1) Rolling in the Deep  # character
2) 15.25                # numeric value

我知道如何在 excel 中执行此操作，但对 R 有点迷茫

【问题讨论】：

您是否要提取数值？
不，我想要两个，分别是字符和值
在这种特殊情况下提取数据很容易，但对于一般情况，我们需要更多数据。如果您认为合适，请提供更多。例如，我们可以期望一个数值作为字符串中的最后一个条目吗？它总是以美元表示吗？
我已经更新了我的 string 变量 - 很抱歉我第一次错过了

标签： r stringr readr

【解决方案1】：

使用strsplit 可以解决问题。解决方案如下：

string <- "Rolling in the deep    $15.25"

strsplit(string, "\\s+\\$")
                    ^   ^___ find a $ (escaped with \\ because $ means end of word)
                     \______ find 1 or more whitespaces
# Result
#"Rolling in the deep" "15.25"

strsplit(string, "\\s+\\$")[[1]][1]
#[1] "Rolling in the deep"

strsplit(string, "\\s+\\$")[[1]][2]
#[1] "15.25"

【讨论】：

也许你可以解释一下这里使用的正则表达式。
@RomanLuštrik 非常感谢。我曾计划根据您的建议对其进行编辑，但它搁置了好几个小时。

【解决方案2】：

只要右侧总是以美元符号开头，您就需要“转义”美元符号。
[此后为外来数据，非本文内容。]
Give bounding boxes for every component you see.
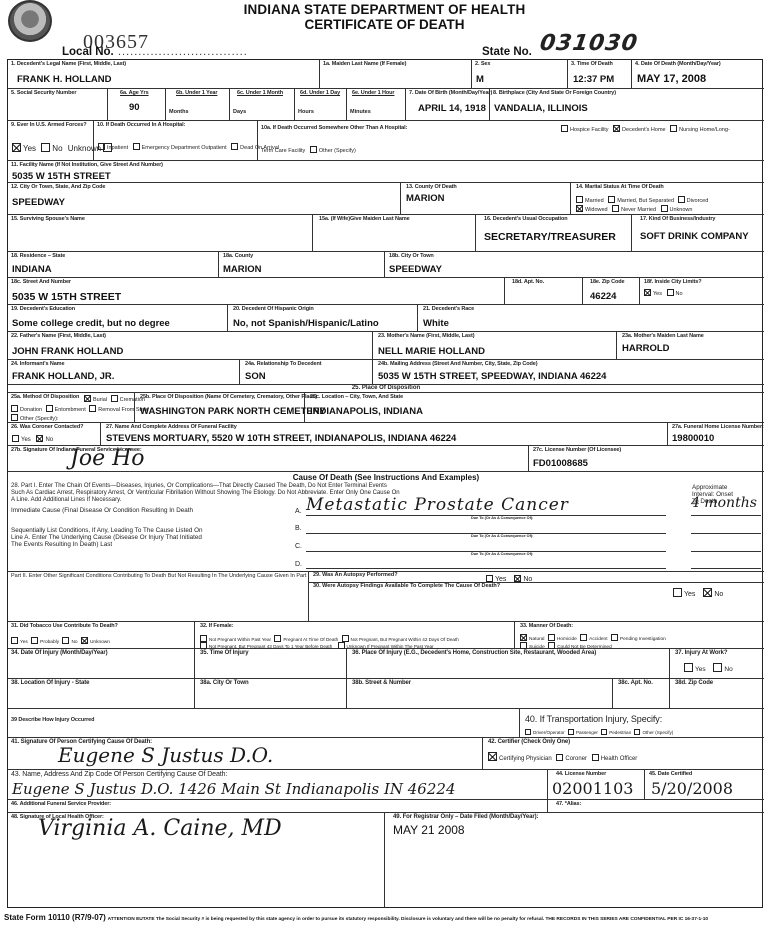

试试这个：

# you will need stringr, which you could load alone but the tidyverse is amazing
library(tidyverse)
string <- "Rolling in the deep    $15.25"
str_split_fixed(string, "\\$", n = 2)

【讨论】：

【解决方案3】：

以下是仅使用正则表达式提取信息的方法：

x <- c("Rolling in the deep    $15.25",
       "Apetite for destruction    $20.00",
       "Piece of mind    $19")

rgx <- "^(.*)\\s{2,}(\\$.*)$"
data.frame(album = trimws(gsub(rgx, "\\1", x)),
           price = trimws(gsub(rgx, "\\2", x))
           )

                    album  price
1     Rolling in the deep $15.25
2 Apetite for destruction $20.00
3           Piece of mind    $19

【讨论】：